1.2.1 Functions of the Prostate
The prostate makes some of the fluid for semen, may keep urine out of the semen probably because of presence of the internal urethral sphincter complex within the prostate gland (Rosenthal, 2012). The prostate gland secretion contain, milky fluid that contains calcium citrate, phosphate ion, a clothing enzyme and profibrinolysin. During emission, the capsule of the prostate gland contract simultaneously with the contraction of the vas deference so that the thin milky fluid of the prostate add further to the bulk of the semen which may be slightly alkaline. The alkaline nature of this semen is quite important for successful fertilization of the ovum (De Jong et al., 2014). The fluid of the vas deference is relatively acidic owing to the presence of citric acid and metabolic end product of the sperms and consequently, help to inhibit sperm fertility and probably the slightly alkaline prostatic fluids help to neutralize the acidity of the seminal fluids during ejaculation and thus enhance the motility and fertility of the sperm. The prostatic fluid also contains prostatic specific antigen (PSA) which liquefies semen in seminal coagulum and allows sperm to swim freely (Morgan et al., 2011). The fluid also contains some metals such as magnesium, zinc, calcium, selenium which are needed for prostate function (Morgan et al., 2012).

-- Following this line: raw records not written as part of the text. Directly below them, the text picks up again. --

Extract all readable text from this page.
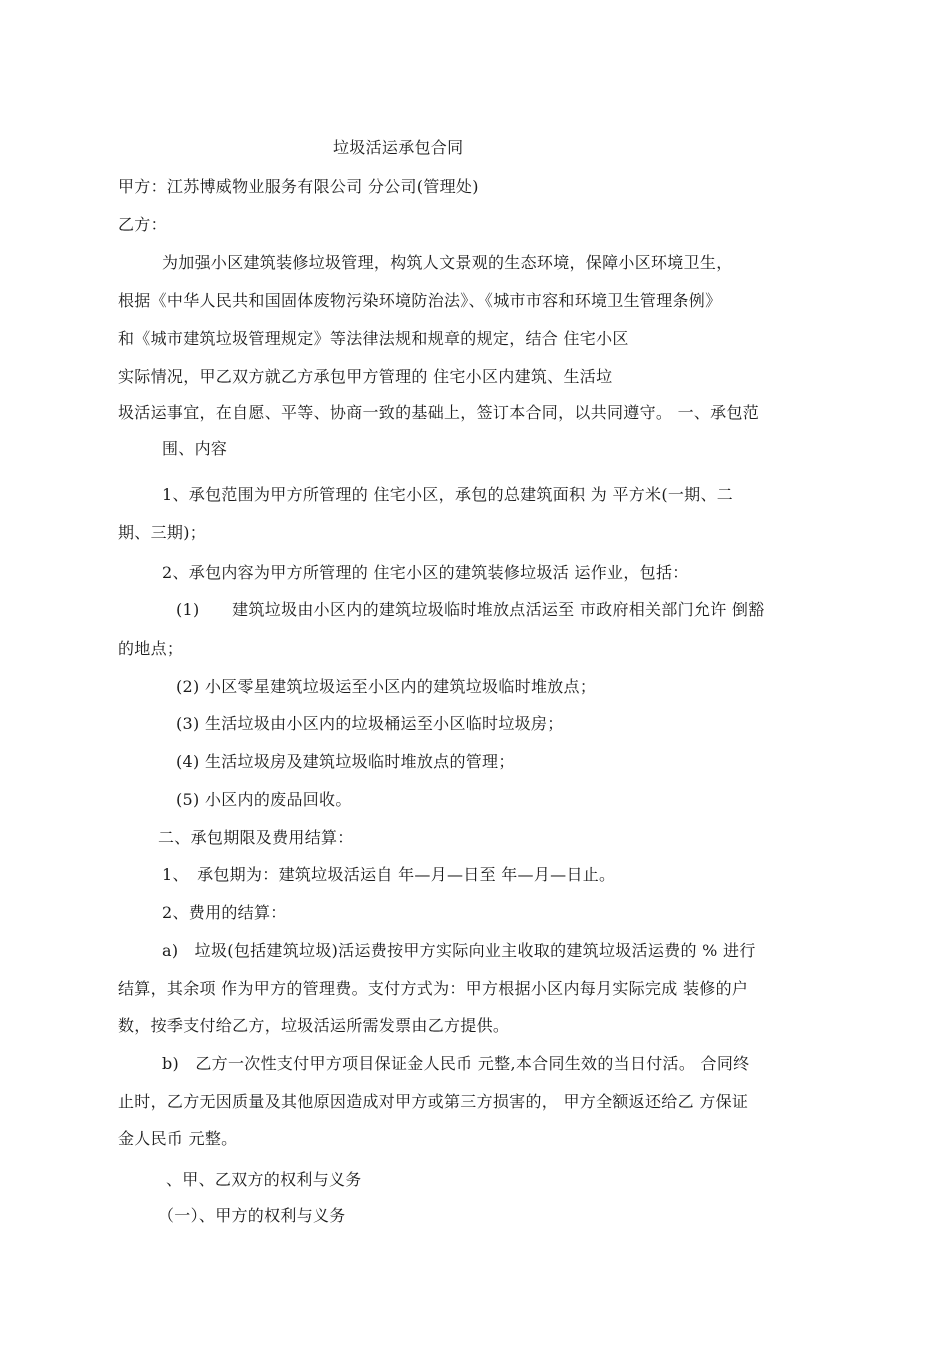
垃圾活运承包合同
甲方：江苏博威物业服务有限公司 分公司(管理处)
乙方：
为加强小区建筑装修垃圾管理，构筑人文景观的生态环境，保障小区环境卫生，
根据《中华人民共和国固体废物污染环境防治法》、《城市市容和环境卫生管理条例》
和《城市建筑垃圾管理规定》等法律法规和规章的规定，结合 住宅小区
实际情况，甲乙双方就乙方承包甲方管理的 住宅小区内建筑、生活垃
圾活运事宜，在自愿、平等、协商一致的基础上，签订本合同，以共同遵守。 一、承包范
围、内容
1、承包范围为甲方所管理的 住宅小区，承包的总建筑面积 为 平方米(一期、二
期、三期)；
2、承包内容为甲方所管理的 住宅小区的建筑装修垃圾活 运作业，包括：
(1)　　建筑垃圾由小区内的建筑垃圾临时堆放点活运至 市政府相关部门允许 倒豁
的地点；
(2) 小区零星建筑垃圾运至小区内的建筑垃圾临时堆放点；
(3) 生活垃圾由小区内的垃圾桶运至小区临时垃圾房；
(4) 生活垃圾房及建筑垃圾临时堆放点的管理；
(5) 小区内的废品回收。
二、承包期限及费用结算：
1、　承包期为：建筑垃圾活运自 年—月—日至 年—月—日止。
2、费用的结算：
a)　垃圾(包括建筑垃圾)活运费按甲方实际向业主收取的建筑垃圾活运费的 % 进行
结算，其余项 作为甲方的管理费。支付方式为：甲方根据小区内每月实际完成 装修的户
数，按季支付给乙方，垃圾活运所需发票由乙方提供。
b)　乙方一次性支付甲方项目保证金人民币 元整,本合同生效的当日付活。 合同终
止时，乙方无因质量及其他原因造成对甲方或第三方损害的， 甲方全额返还给乙 方保证
金人民币 元整。
、甲、乙双方的权利与义务
（一）、甲方的权利与义务
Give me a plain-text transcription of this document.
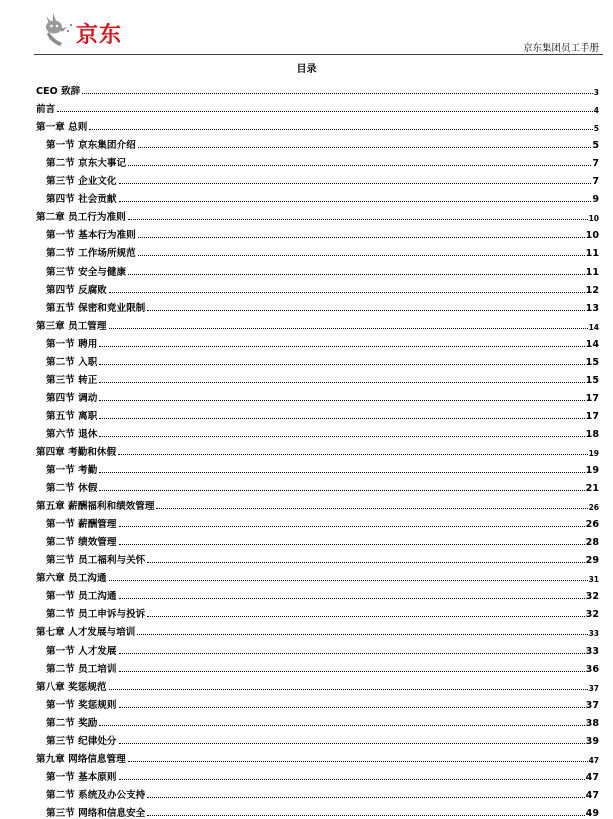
京东
京东集团员工手册
目录
CEO 致辞	3
前言	4
第一章 总则	5
第一节 京东集团介绍	5
第二节 京东大事记	7
第三节 企业文化	7
第四节 社会贡献	9
第二章 员工行为准则	10
第一节 基本行为准则	10
第二节 工作场所规范	11
第三节 安全与健康	11
第四节 反腐败	12
第五节 保密和竞业限制	13
第三章 员工管理	14
第一节 聘用	14
第二节 入职	15
第三节 转正	15
第四节 调动	17
第五节 离职	17
第六节 退休	18
第四章 考勤和休假	19
第一节 考勤	19
第二节 休假	21
第五章 薪酬福利和绩效管理	26
第一节 薪酬管理	26
第二节 绩效管理	28
第三节 员工福利与关怀	29
第六章 员工沟通	31
第一节 员工沟通	32
第二节 员工申诉与投诉	32
第七章 人才发展与培训	33
第一节 人才发展	33
第二节 员工培训	36
第八章 奖惩规范	37
第一节 奖惩规则	37
第二节 奖励	38
第三节 纪律处分	39
第九章 网络信息管理	47
第一节 基本原则	47
第二节 系统及办公支持	47
第三节 网络和信息安全	49
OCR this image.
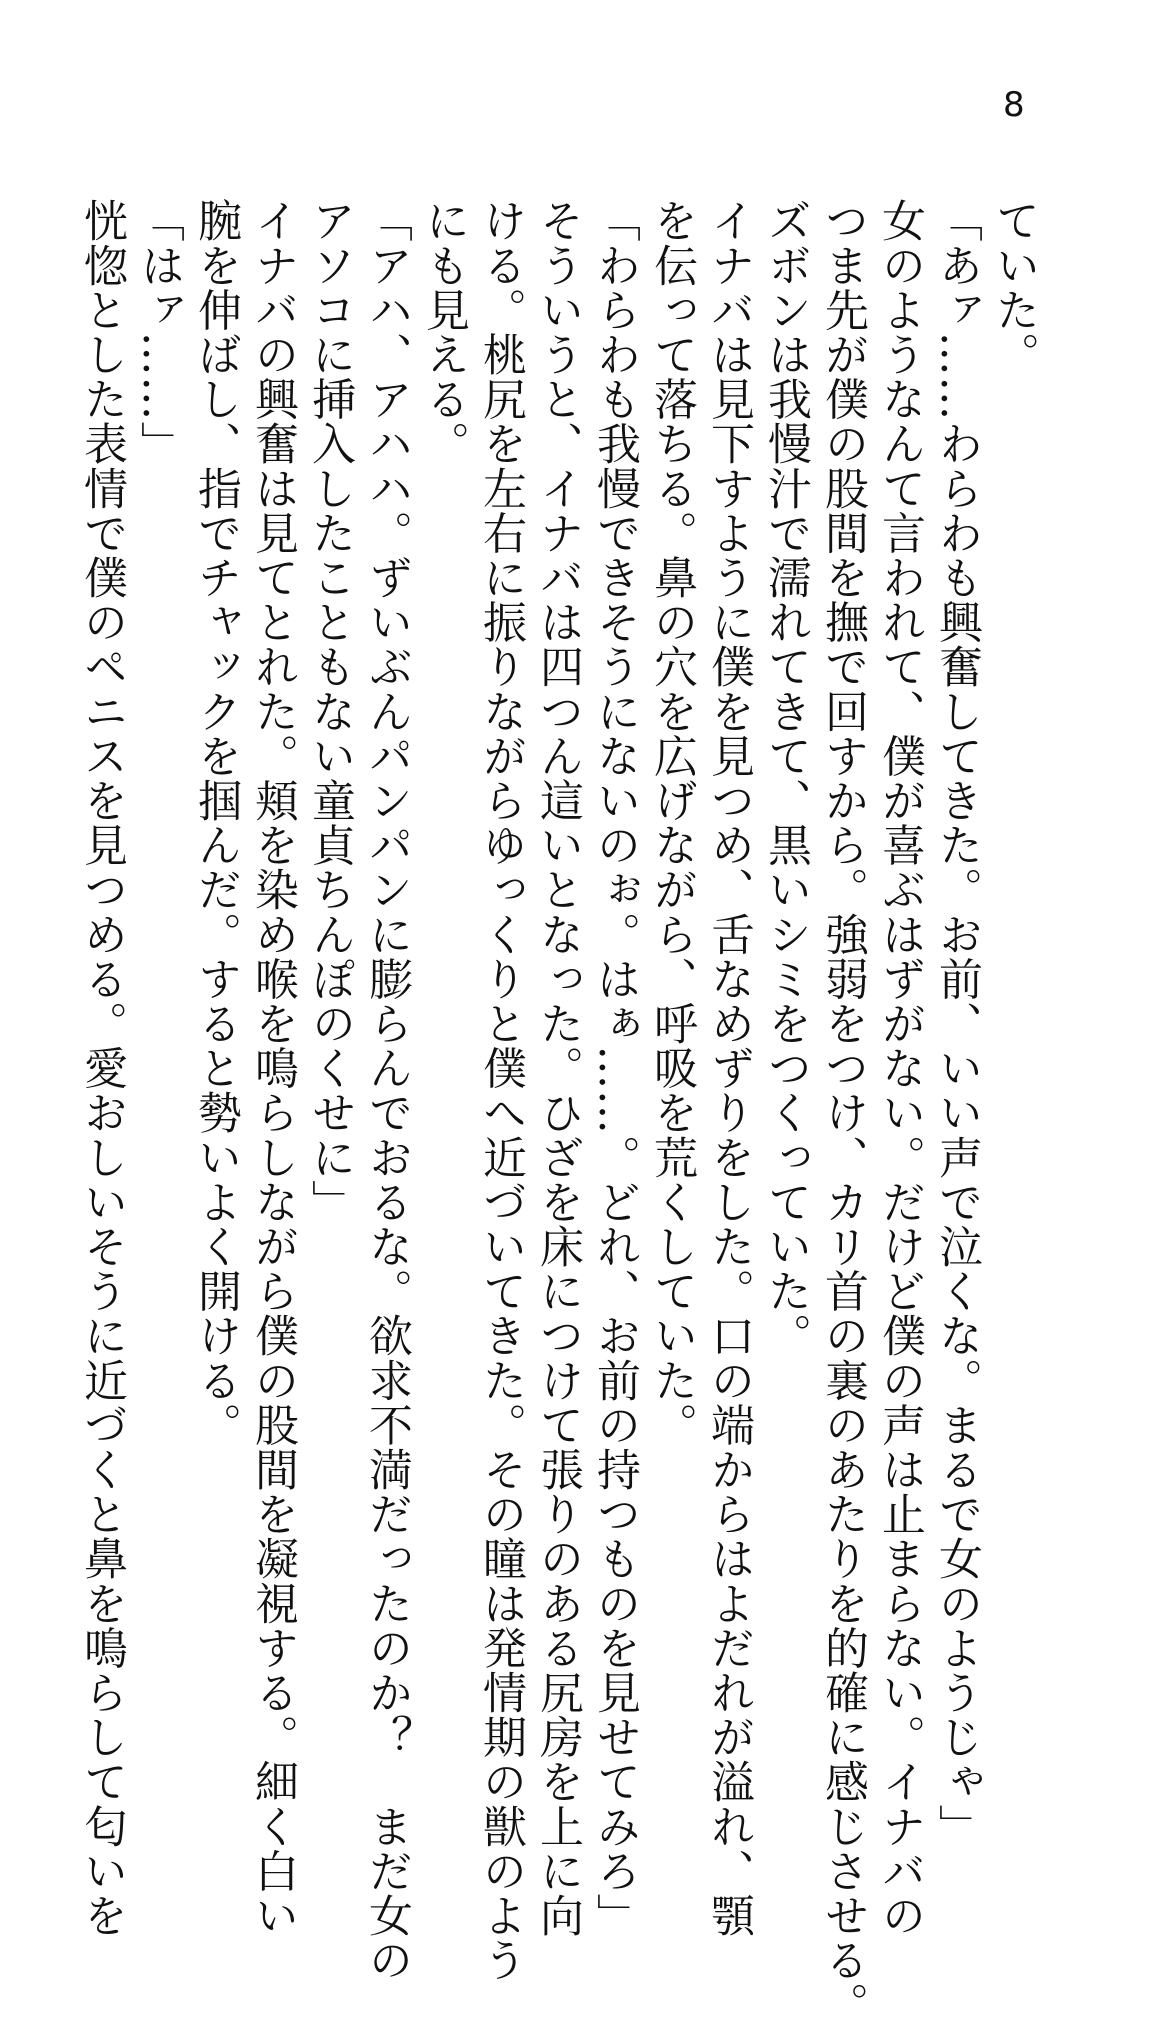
8
ていた。
「あァ……わらわも興奮してきた。お前、いい声で泣くな。まるで女のようじゃ」
女のようなんて言われて、僕が喜ぶはずがない。だけど僕の声は止まらない。イナバの
つま先が僕の股間を撫で回すから。強弱をつけ、カリ首の裏のあたりを的確に感じさせる。
ズボンは我慢汁で濡れてきて、黒いシミをつくっていた。
イナバは見下すように僕を見つめ、舌なめずりをした。口の端からはよだれが溢れ、顎
を伝って落ちる。鼻の穴を広げながら、呼吸を荒くしていた。
「わらわも我慢できそうにないのぉ。はぁ……。どれ、お前の持つものを見せてみろ」
そういうと、イナバは四つん這いとなった。ひざを床につけて張りのある尻房を上に向
ける。桃尻を左右に振りながらゆっくりと僕へ近づいてきた。その瞳は発情期の獣のよう
にも見える。
「アハ、アハハ。ずいぶんパンパンに膨らんでおるな。欲求不満だったのか？　まだ女の
アソコに挿入したこともない童貞ちんぽのくせに」
イナバの興奮は見てとれた。頬を染め喉を鳴らしながら僕の股間を凝視する。細く白い
腕を伸ばし、指でチャックを掴んだ。すると勢いよく開ける。
「はァ……」
恍惚とした表情で僕のペニスを見つめる。愛おしいそうに近づくと鼻を鳴らして匂いを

1.2.2 Causes of Prostate Enlargement
The cause of prostate enlargement is unknown, but most agree that it is linked to changes in hormonal levels in a man’s body due to ageing (Quinn and Babb, 2002). In some men, the symptoms are mild and do not require treatment. In others, symptom can be very bothersome and have a major impact on men’s quality of life (Aghaji and Odoemene, 2008). As men age, the prostate cells growth become less well controlled by cell signaling activity. Also, cells in prostate become less responsive to the signals that reduce apoptosis or programmed cell death. This result in an over abundance of cells in the prostate (Berry et al., 2008). This breakdown in cellular regulation that occurs with age allows prostate cells to proliferate and promote the formation of additional tissue which is a smooth muscle and tend to increase in the overall muscle tone of the prostate and can contribute to blockage of the urinary tract (Roehrborn et al., 2011).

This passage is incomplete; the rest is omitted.